If you get ~6-8 more bits of entropy (eg: Device Type + Capacity is easily 2-3 bits, and Time Zone is probably another 2-3 bits) you're cooked!
yes, I can tell. something from screenshots just tells this is vibecoded.
The "Installed Apps Probe" leak also surprised me. It is better than the current state of Android, though.
And nothing stops from using reset it every day.
Any way to reset it as an end user? (Not enough awareness of the issue for search engines to find much.)
I built something similar, for the web. https://neberej.github.io/exposedbydefault/
E.g. I had no idea a random app you install (and give no permissions to) instantly has a list of every app installed on the device (e.g. can infer whether you're dating [or cheating!] from presence of tinder/bumble/hinge). That alone seems instantly monetizable by unscrupulous actors via 'is-my-partner-cheating' as a service: charge $10 to give a probable answer.

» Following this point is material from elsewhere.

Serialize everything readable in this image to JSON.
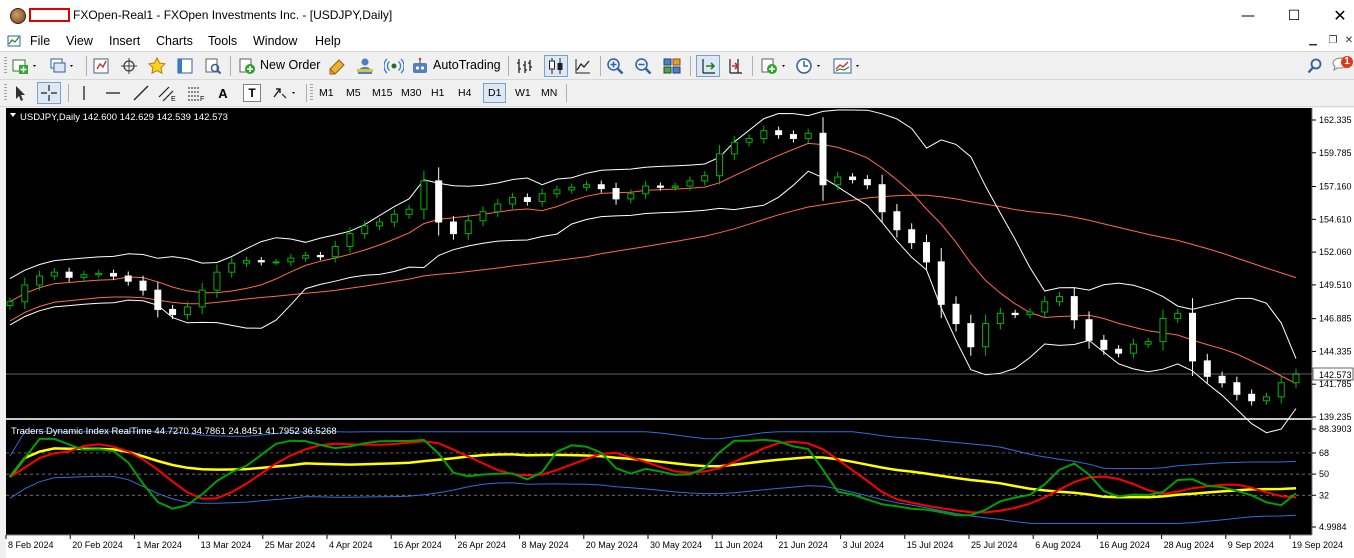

So your partner only needs to have had 1 single app from the list that sells user data to a data aggregator for this to work. They do not need to have installed some special app.
Here's a random Slate article about apps getting your data and selling it to aggregators/brokers, who sell it to third-parties (you, or I, could be one of those third parties).
> How Shady Companies Guess Your Religion, Sexual Orientation, and Mental Health And sell that data to the highest bidder.
https://slate.com/technology/2023/04/data-broker-inference-p...
But if you can get actually get this data, maybe try to do this on yourself and write a blogpost about it. I highly doubt you’ll be able to.